There is a box between them with a screen in it, and to this day I do not know what it is for. It could be for sifting. It could be for rolling. It sat on the table in that Havana market like a piece of furniture too tired to explain itself, and the man rested his forearm on it the way men rest their forearms on things that have been useful to them for a long time, without needing to look at it. A couple of guys a few steps off were selling meat, and somewhere a radio was losing a slow fight with distance.
He was asking her something. You could see it before you could hear it, if you could have heard it at all, which I could not, standing twenty feet away with a camera and no Spanish worth the name. His eyebrows were doing the work. His mouth was doing the work. The cigarette in the corner of his lips had gone unlit and forgotten, a prop in a scene that had moved past needing it.
She had not expected the question. That was the whole of it, the thing the photograph is actually about. Above and behind them the light came down through warehouse glass gone frosted with age, softened, the hard edges sanded off. It had been falling on that table for years before either of them sat down at it. A woman’s face has a setting it returns to between thoughts, and hers had been somewhere else — the work, the heat, the cigarette she’d just lit, which she now held between two fingers like a held breath, smoke rising into that same light, catching it, going from invisible to visible to invisible again. Then he spoke, and the setting changed. Her eyes came around to him sideways, the way eyes do when the rest of the head hasn’t decided yet whether to follow. Caught. Not afraid — caught, the way you’re caught remembering something mid-sentence, or caught by a question that arrives at an angle you didn’t see coming.
They had stepped away from whatever the work was — the particular slackness of people on a break, elbows down, shoulders forward, the posture of two people who have stopped doing the thing they get paid to do and have not yet decided to start talking about anything in particular, except that he just had.

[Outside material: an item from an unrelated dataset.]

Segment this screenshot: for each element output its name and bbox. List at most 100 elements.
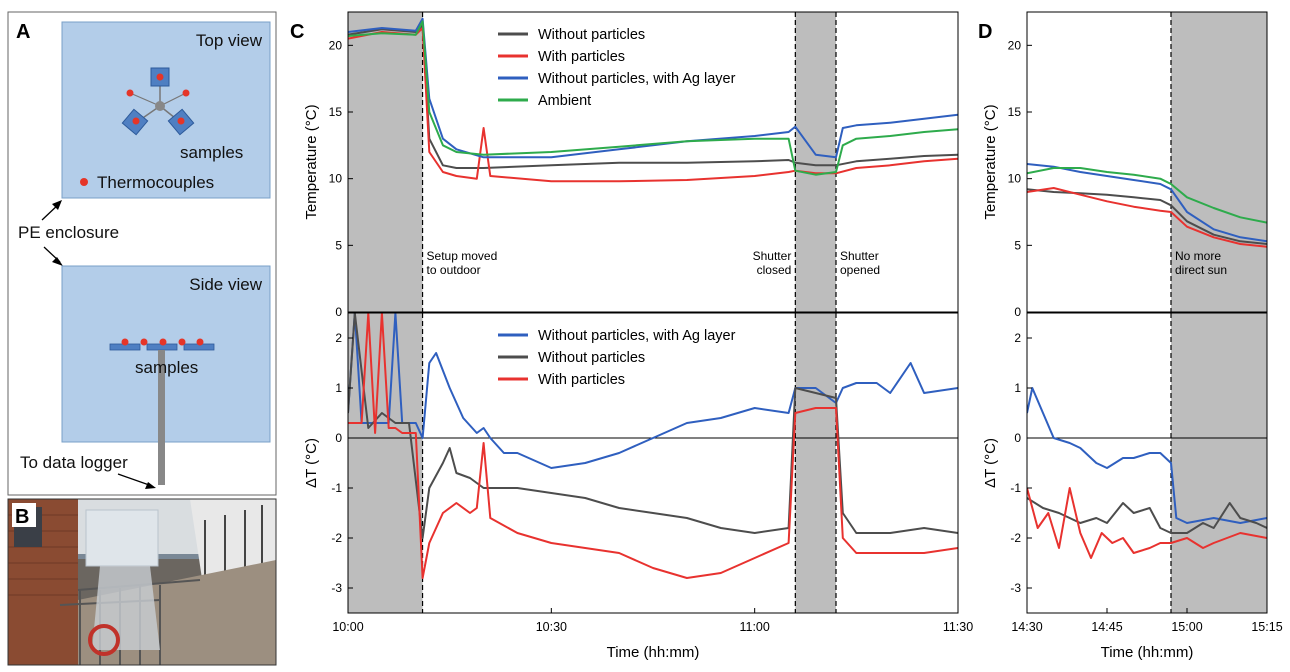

Neither of them knew I was there, and I have never quite settled how I feel about that. I took something from two people who never agreed to give it. I have made my peace with it the way photographers do, which is imperfectly, but I have not stopped thinking about it. This is the only kind of photograph worth making all the same, the kind where you are not in the room, not really, where the camera has gone as invisible as the screen on that box, recording a question and an answer that the two of them will forget by the end of the day and that I will keep for the rest of my life, lit by a window neither of them ever turned around to notice.
What they were talking about, I will never know. I have looked at this photograph for thirteen years now and I still want to know.